1990: Sympathetic Article on Kilquhanity: Author Unknown

Kilquhanity School

 . . . The school has always been a smoothly integrated whole, applying principles which are still being struggled with outside, despite years of Green Papers, White Papers, research papers, and government reports, all pressing for education to be seen as continuing from birth to the grave. The Education System should stand in awe of this, but instead it sleepily closes its eyes.






 


John Aitkenhead surrounded by Kilquhanity House pupils

In many other respects, Kilquhanity continues to lead the field. The child-centred approach that in many schools receives only lip-service, and in few reaches its highest levels in integrated days and topic- and resource-based learning, with some problem-solving thrown in for good measure, is enacted here as an underlying principle of life that will not be bent to the needs of the service. 

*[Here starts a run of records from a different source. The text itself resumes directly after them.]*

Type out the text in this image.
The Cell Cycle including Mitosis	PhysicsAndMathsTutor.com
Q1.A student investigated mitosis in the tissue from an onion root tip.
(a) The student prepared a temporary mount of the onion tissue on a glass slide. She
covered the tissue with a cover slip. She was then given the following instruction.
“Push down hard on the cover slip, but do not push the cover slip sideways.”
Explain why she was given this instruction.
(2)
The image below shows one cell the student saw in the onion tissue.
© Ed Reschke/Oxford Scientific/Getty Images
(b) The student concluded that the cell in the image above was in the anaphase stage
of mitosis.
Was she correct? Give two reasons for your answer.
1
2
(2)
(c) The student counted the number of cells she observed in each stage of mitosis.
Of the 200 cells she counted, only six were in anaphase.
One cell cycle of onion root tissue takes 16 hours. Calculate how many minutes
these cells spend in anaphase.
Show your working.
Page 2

The everyday basis of their activities is goal-oriented problem-solving, task centred and driven predominantly by the children’s enthusiasm for achieving the ends. In this way, of course, there is all the relevance that an HMI would require, inspiring a will to learn all the essential basics, at an appropriate time for each child. 

The children are involved in the management of their own environment, in their accommodation, in the farm, in their own hut-building, and in choosing the best way to run the whole school. The decisions had recently been made about how best to heat some of the pupil’s rooms – after an investigation involving pupils in sending for all information and then studying costings of the systems and materials and fitting required to use coal-fired, oil-fired, and storage heating, eventually calculating that the local multi-fuel stove was most efficient, reliable and economic. 

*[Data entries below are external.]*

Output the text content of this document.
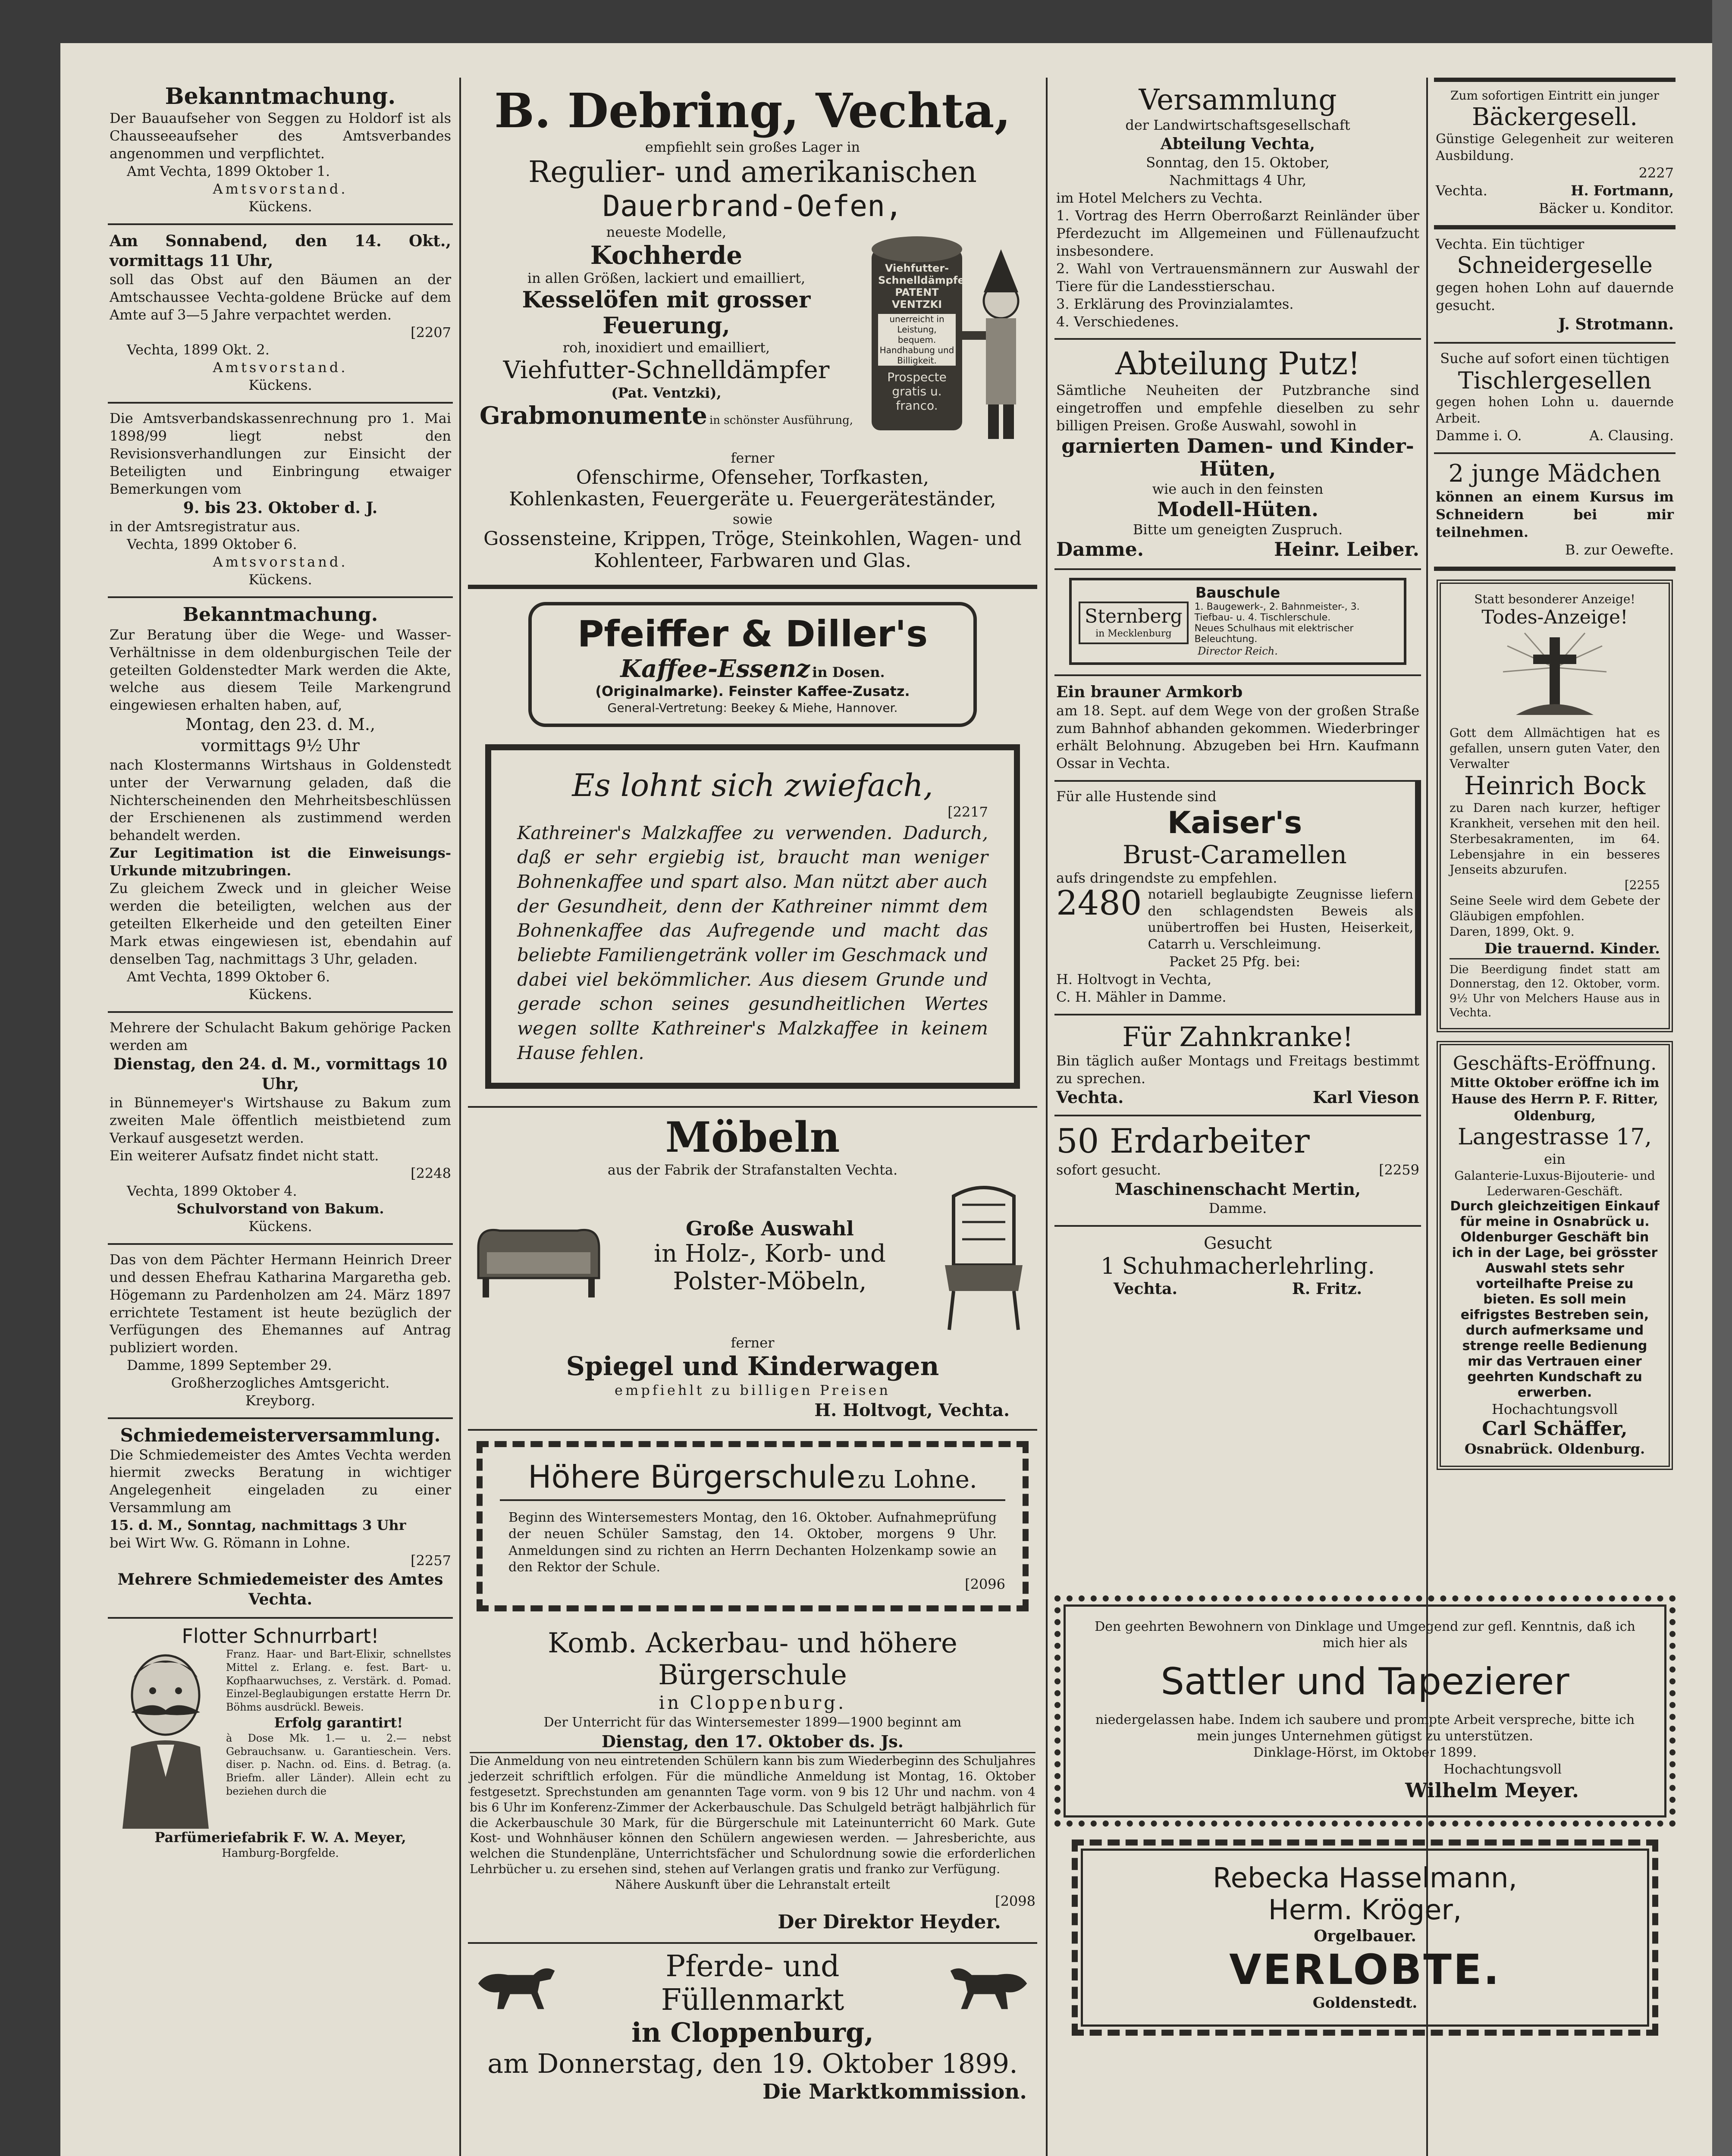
Bekanntmachung.
Der Bauaufseher von Seggen zu Holdorf ist als Chausseeaufseher des Amtsverbandes angenommen und verpflichtet.
Amt Vechta, 1899 Oktober 1.
Amtsvorstand.
Kückens.
Am Sonnabend, den 14. Okt., vormittags 11 Uhr,
soll das Obst auf den Bäumen an der Amtschaussee Vechta-goldene Brücke auf dem Amte auf 3—5 Jahre verpachtet werden.
[2207
Vechta, 1899 Okt. 2.
Amtsvorstand.
Kückens.
Die Amtsverbandskassenrechnung pro 1. Mai 1898/99 liegt nebst den Revisionsverhandlungen zur Einsicht der Beteiligten und Einbringung etwaiger Bemerkungen vom
9. bis 23. Oktober d. J.
in der Amtsregistratur aus.
Vechta, 1899 Oktober 6.
Amtsvorstand.
Kückens.
Bekanntmachung.
Zur Beratung über die Wege- und Wasser-Verhältnisse in dem oldenburgischen Teile der geteilten Goldenstedter Mark werden die Akte, welche aus diesem Teile Markengrund eingewiesen erhalten haben, auf,
Montag, den 23. d. M.,
vormittags 9½ Uhr
nach Klostermanns Wirtshaus in Goldenstedt unter der Verwarnung geladen, daß die Nichterscheinenden den Mehrheitsbeschlüssen der Erschienenen als zustimmend werden behandelt werden.
Zur Legitimation ist die Einweisungs-Urkunde mitzubringen.
Zu gleichem Zweck und in gleicher Weise werden die beteiligten, welchen aus der geteilten Elkerheide und den geteilten Einer Mark etwas eingewiesen ist, ebendahin auf denselben Tag, nachmittags 3 Uhr, geladen.
Amt Vechta, 1899 Oktober 6.
Kückens.
Mehrere der Schulacht Bakum gehörige Packen werden am
Dienstag, den 24. d. M., vormittags 10 Uhr,
in Bünnemeyer's Wirtshause zu Bakum zum zweiten Male öffentlich meistbietend zum Verkauf ausgesetzt werden.
Ein weiterer Aufsatz findet nicht statt.
[2248
Vechta, 1899 Oktober 4.
Schulvorstand von Bakum.
Kückens.
Das von dem Pächter Hermann Heinrich Dreer und dessen Ehefrau Katharina Margaretha geb. Högemann zu Pardenholzen am 24. März 1897 errichtete Testament ist heute bezüglich der Verfügungen des Ehemannes auf Antrag publiziert worden.
Damme, 1899 September 29.
Großherzogliches Amtsgericht.
Kreyborg.
Schmiedemeisterversammlung.
Die Schmiedemeister des Amtes Vechta werden hiermit zwecks Beratung in wichtiger Angelegenheit eingeladen zu einer Versammlung am
15. d. M., Sonntag, nachmittags 3 Uhr
bei Wirt Ww. G. Römann in Lohne.
[2257
Mehrere Schmiedemeister des Amtes Vechta.
Flotter Schnurrbart!
Franz. Haar- und Bart-Elixir, schnellstes Mittel z. Erlang. e. fest. Bart- u. Kopfhaarwuchses, z. Verstärk. d. Pomad. Einzel-Beglaubigungen erstatte Herrn Dr. Böhms ausdrückl. Beweis.
Erfolg garantirt!
à Dose Mk. 1.— u. 2.— nebst Gebrauchsanw. u. Garantieschein. Vers. diser. p. Nachn. od. Eins. d. Betrag. (a. Briefm. aller Länder). Allein echt zu beziehen durch die
Parfümeriefabrik F. W. A. Meyer,
Hamburg-Borgfelde.
B. Debring, Vechta,
empfiehlt sein großes Lager in
Regulier- und amerikanischen
Dauerbrand-Oefen,
neueste Modelle,
Kochherde
in allen Größen, lackiert und emailliert,
Kesselöfen mit grosser Feuerung,
roh, inoxidiert und emailliert,
Viehfutter-Schnelldämpfer
(Pat. Ventzki),
Grabmonumente in schönster Ausführung,
Viehfutter-Schnelldämpfer PATENT VENTZKI
unerreicht in Leistung, bequem. Handhabung und Billigkeit.
Prospecte gratis u. franco.
ferner
Ofenschirme, Ofenseher, Torfkasten,
Kohlenkasten, Feuergeräte u. Feuergeräteständer,
sowie
Gossensteine, Krippen, Tröge, Steinkohlen, Wagen- und Kohlenteer, Farbwaren und Glas.
Pfeiffer & Diller's
Kaffee-Essenz in Dosen.
(Originalmarke). Feinster Kaffee-Zusatz.
General-Vertretung: Beekey & Miehe, Hannover.
Es lohnt sich zwiefach,
[2217
Kathreiner's Malzkaffee zu verwenden. Dadurch, daß er sehr ergiebig ist, braucht man weniger Bohnenkaffee und spart also. Man nützt aber auch der Gesundheit, denn der Kathreiner nimmt dem Bohnenkaffee das Aufregende und macht das beliebte Familiengetränk voller im Geschmack und dabei viel bekömmlicher. Aus diesem Grunde und gerade schon seines gesundheitlichen Wertes wegen sollte Kathreiner's Malzkaffee in keinem Hause fehlen.
Möbeln
aus der Fabrik der Strafanstalten Vechta.
Große Auswahl
in Holz-, Korb- und
Polster-Möbeln,
ferner
Spiegel und Kinderwagen
empfiehlt zu billigen Preisen
H. Holtvogt, Vechta.
Höhere Bürgerschule zu Lohne.
Beginn des Wintersemesters Montag, den 16. Oktober. Aufnahmeprüfung der neuen Schüler Samstag, den 14. Oktober, morgens 9 Uhr. Anmeldungen sind zu richten an Herrn Dechanten Holzenkamp sowie an den Rektor der Schule.
[2096
Komb. Ackerbau- und höhere Bürgerschule
in Cloppenburg.
Der Unterricht für das Wintersemester 1899—1900 beginnt am
Dienstag, den 17. Oktober ds. Js.
Die Anmeldung von neu eintretenden Schülern kann bis zum Wiederbeginn des Schuljahres jederzeit schriftlich erfolgen. Für die mündliche Anmeldung ist Montag, 16. Oktober festgesetzt. Sprechstunden am genannten Tage vorm. von 9 bis 12 Uhr und nachm. von 4 bis 6 Uhr im Konferenz-Zimmer der Ackerbauschule. Das Schulgeld beträgt halbjährlich für die Ackerbauschule 30 Mark, für die Bürgerschule mit Lateinunterricht 60 Mark. Gute Kost- und Wohnhäuser können den Schülern angewiesen werden. — Jahresberichte, aus welchen die Stundenpläne, Unterrichtsfächer und Schulordnung sowie die erforderlichen Lehrbücher u. zu ersehen sind, stehen auf Verlangen gratis und franko zur Verfügung.
Nähere Auskunft über die Lehranstalt erteilt
[2098
Der Direktor Heyder.
Pferde- und Füllenmarkt
in Cloppenburg,
am Donnerstag, den 19. Oktober 1899.
Die Marktkommission.
Versammlung
der Landwirtschaftsgesellschaft
Abteilung Vechta,
Sonntag, den 15. Oktober,
Nachmittags 4 Uhr,
im Hotel Melchers zu Vechta.
1. Vortrag des Herrn Oberroßarzt Reinländer über Pferdezucht im Allgemeinen und Füllenaufzucht insbesondere.
2. Wahl von Vertrauensmännern zur Auswahl der Tiere für die Landesstierschau.
3. Erklärung des Provinzialamtes.
4. Verschiedenes.
Abteilung Putz!
Sämtliche Neuheiten der Putzbranche sind eingetroffen und empfehle dieselben zu sehr billigen Preisen. Große Auswahl, sowohl in
garnierten Damen- und Kinder-Hüten,
wie auch in den feinsten
Modell-Hüten.
Bitte um geneigten Zuspruch.
Damme.	Heinr. Leiber.
Bauschule
Sternberg
in Mecklenburg
1. Baugewerk-, 2. Bahnmeister-, 3. Tiefbau- u. 4. Tischlerschule.
Neues Schulhaus mit elektrischer Beleuchtung.
Director Reich.
Ein brauner Armkorb
am 18. Sept. auf dem Wege von der großen Straße zum Bahnhof abhanden gekommen. Wiederbringer erhält Belohnung. Abzugeben bei Hrn. Kaufmann Ossar in Vechta.
Für alle Hustende sind
Kaiser's
Brust-Caramellen
aufs dringendste zu empfehlen.
2480 notariell beglaubigte Zeugnisse liefern den schlagendsten Beweis als unübertroffen bei Husten, Heiserkeit, Catarrh u. Verschleimung.
Packet 25 Pfg. bei:
H. Holtvogt in Vechta,
C. H. Mähler in Damme.
Für Zahnkranke!
Bin täglich außer Montags und Freitags bestimmt zu sprechen.
Vechta.	Karl Vieson
50 Erdarbeiter
sofort gesucht.	[2259
Maschinenschacht Mertin,
Damme.
Gesucht
1 Schuhmacherlehrling.
Vechta.	R. Fritz.
Zum sofortigen Eintritt ein junger
Bäckergesell.
Günstige Gelegenheit zur weiteren Ausbildung.
2227
Vechta.	H. Fortmann,
Bäcker u. Konditor.
Vechta. Ein tüchtiger
Schneidergeselle
gegen hohen Lohn auf dauernde gesucht.
J. Strotmann.
Suche auf sofort einen tüchtigen
Tischlergesellen
gegen hohen Lohn u. dauernde Arbeit.
Damme i. O.	A. Clausing.
2 junge Mädchen
können an einem Kursus im Schneidern bei mir teilnehmen.
B. zur Oewefte.
Statt besonderer Anzeige!
Todes-Anzeige!
Gott dem Allmächtigen hat es gefallen, unsern guten Vater, den Verwalter
Heinrich Bock
zu Daren nach kurzer, heftiger Krankheit, versehen mit den heil. Sterbesakramenten, im 64. Lebensjahre in ein besseres Jenseits abzurufen.
[2255
Seine Seele wird dem Gebete der Gläubigen empfohlen.
Daren, 1899, Okt. 9.
Die trauernd. Kinder.
Die Beerdigung findet statt am Donnerstag, den 12. Oktober, vorm. 9½ Uhr von Melchers Hause aus in Vechta.
Geschäfts-Eröffnung.
Mitte Oktober eröffne ich im Hause des Herrn P. F. Ritter, Oldenburg,
Langestrasse 17,
ein
Galanterie-Luxus-Bijouterie- und Lederwaren-Geschäft.
Durch gleichzeitigen Einkauf für meine in Osnabrück u. Oldenburger Geschäft bin ich in der Lage, bei grösster Auswahl stets sehr vorteilhafte Preise zu bieten. Es soll mein eifrigstes Bestreben sein, durch aufmerksame und strenge reelle Bedienung mir das Vertrauen einer geehrten Kundschaft zu erwerben.
Hochachtungsvoll
Carl Schäffer,
Osnabrück. Oldenburg.
Den geehrten Bewohnern von Dinklage und Umgegend zur gefl. Kenntnis, daß ich mich hier als
Sattler und Tapezierer
niedergelassen habe. Indem ich saubere und prompte Arbeit verspreche, bitte ich mein junges Unternehmen gütigst zu unterstützen.
Dinklage-Hörst, im Oktober 1899.
Hochachtungsvoll
Wilhelm Meyer.
Rebecka Hasselmann,
Herm. Kröger,
Orgelbauer.
VERLOBTE.
Goldenstedt.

This was of course the ultimate in effective learning processes, rewarded by the arrival of the system, its successful fitting , and finally, the greatest benefit of all, warm rooms in the long winter hours. The clearest sign of sound practical applications of learning came to me whilst watching a seven-year-old perched precariously on some planks half-way up a tree. She was hammering home 4-inch nail into the structure of a new hut that she was building with her fellows, clearly excellently coordinated and confident, and extremely fluent about wanting to get on with the job during the remaining daylight hours without being interrupted for my photograph of the situation.

Every aspect of the school’s activities and priorities is under the scrutiny and awareness of the pupils and staff on an equal basis. This weekly Council Meeting is the foundation stone of the whole school. It is here that the principles of fairness and equality are learned, that responsibility for one’s own behaviour and that of one’s neighbours is balanced, and where there is great learning about the interplay of individual and group wants and needs. There is an opportunity to see the benefits of a larger view than one’s own, and of the real value of consideration for others. 

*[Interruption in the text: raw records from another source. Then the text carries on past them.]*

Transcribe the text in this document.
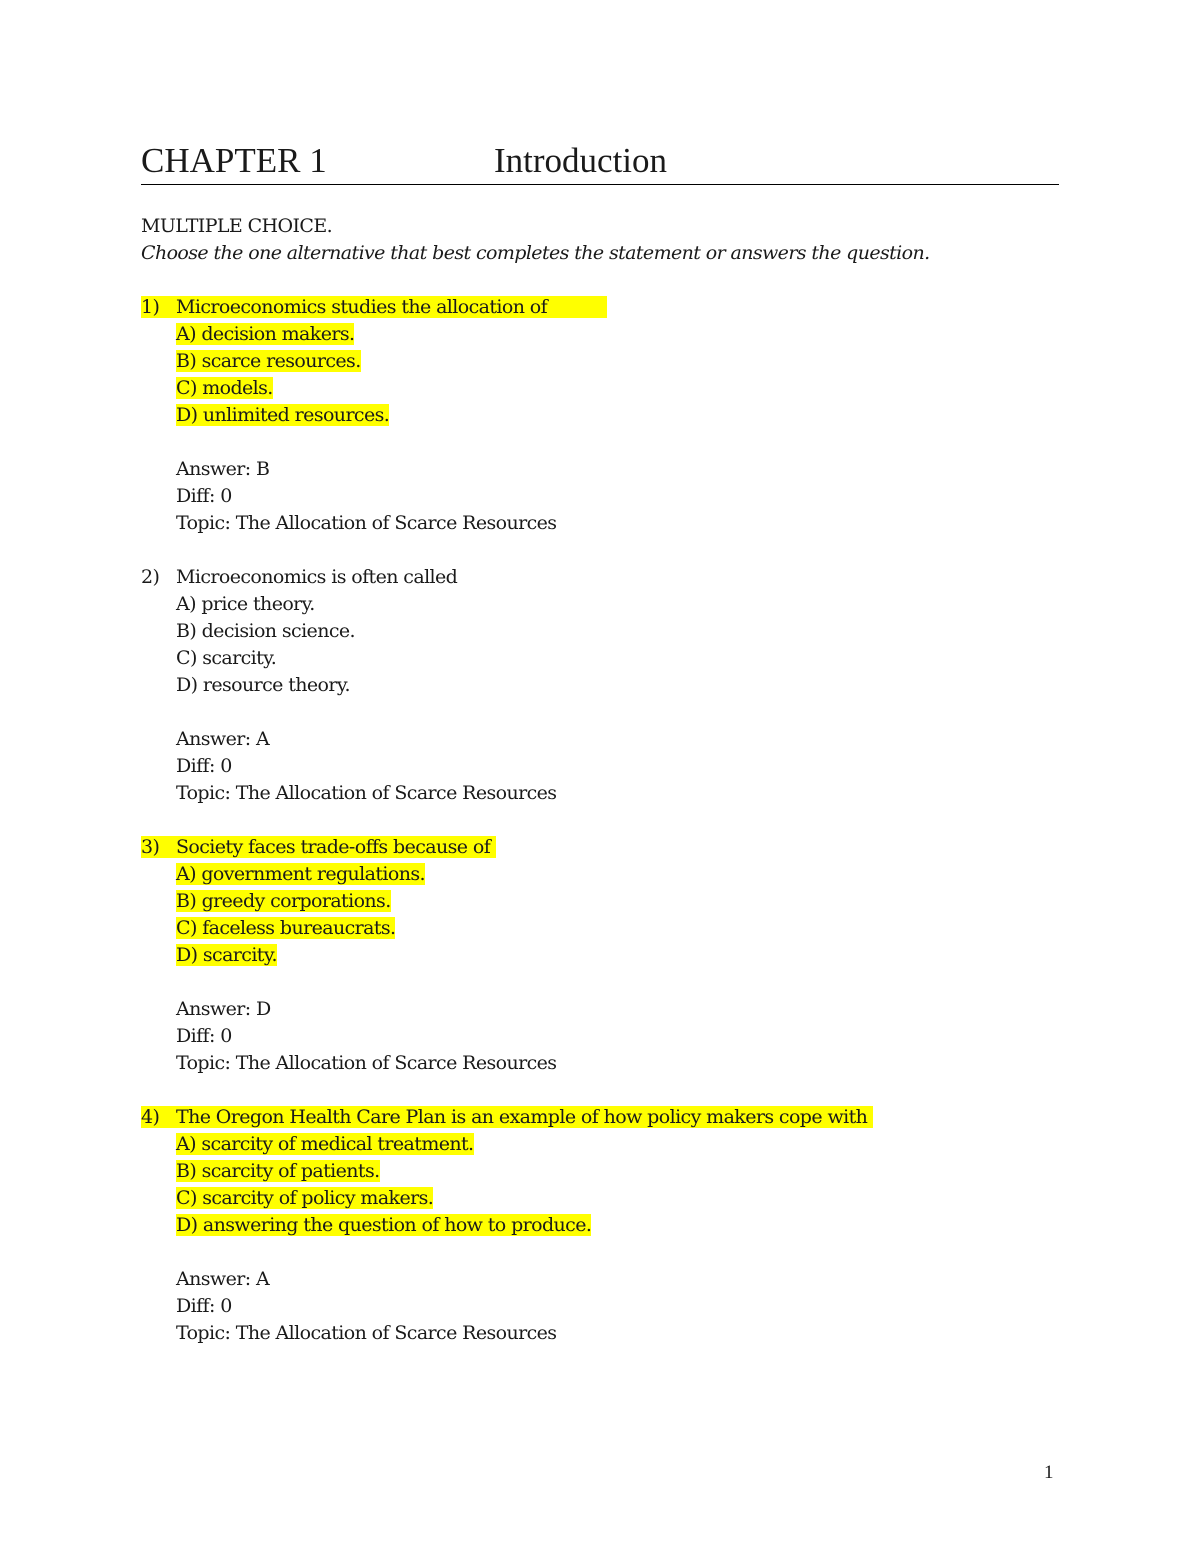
CHAPTER 1	Introduction
MULTIPLE CHOICE.
Choose the one alternative that best completes the statement or answers the question.
1) Microeconomics studies the allocation of
A) decision makers.
B) scarce resources.
C) models.
D) unlimited resources.
Answer: B
Diff: 0
Topic: The Allocation of Scarce Resources
2) Microeconomics is often called
A) price theory.
B) decision science.
C) scarcity.
D) resource theory.
Answer: A
Diff: 0
Topic: The Allocation of Scarce Resources
3) Society faces trade-offs because of
A) government regulations.
B) greedy corporations.
C) faceless bureaucrats.
D) scarcity.
Answer: D
Diff: 0
Topic: The Allocation of Scarce Resources
4) The Oregon Health Care Plan is an example of how policy makers cope with
A) scarcity of medical treatment.
B) scarcity of patients.
C) scarcity of policy makers.
D) answering the question of how to produce.
Answer: A
Diff: 0
Topic: The Allocation of Scarce Resources
1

It beats, hands down, the state schools limited time for attention to the socialisation of pupils. We can spare so little time for this because the curriculum does not have such a philosophy at root. The time-scale under which we work often has no relation to the needs of the individual children, or even of the children as a whole. We are not seen enough as a part of their environment, nor they as part of ours. We are belaboured by the practicalities of modern life, determined to continue regardless, and even more determined to make sure the children learn to live in the same way, without questioning if this is what our education should be aiming for. 

At Kilquhanity, there are no concessions to the errors of the present. (There are few places in Britain today where a child would naturally ask ‘do you have a television? Before ‘did you watch . . . .? during a discussion about a favourite story just serialised on BBC.) All senses are clearly focussed on the ethics and principles behind their actions, leaving little room for woolly thinking or moral ineptitudes. Here, the message is constantly being underlined for the staff – be clear about what you are doing, and why, because if you are not you will be questioned deeply by all around you.

It is clear that the child’s view is paramount here, and that the staff have their work cut out to maintain a reasonable position when faced with some of the demands of the growing pupils, especially the adolescents. Critical moments arise particularly in relation to the Loco Parentis aspect of their role.

In all of these spheres, I have come up against the constant reminder that my fellow staff are not aware of this place. We could be developing our professional skills far more effectively than we do, by watching and discussing those guiding lights, then actively working together to try out the ideals in our practical world. In this way some of the Kilquhanity spirit may reach us.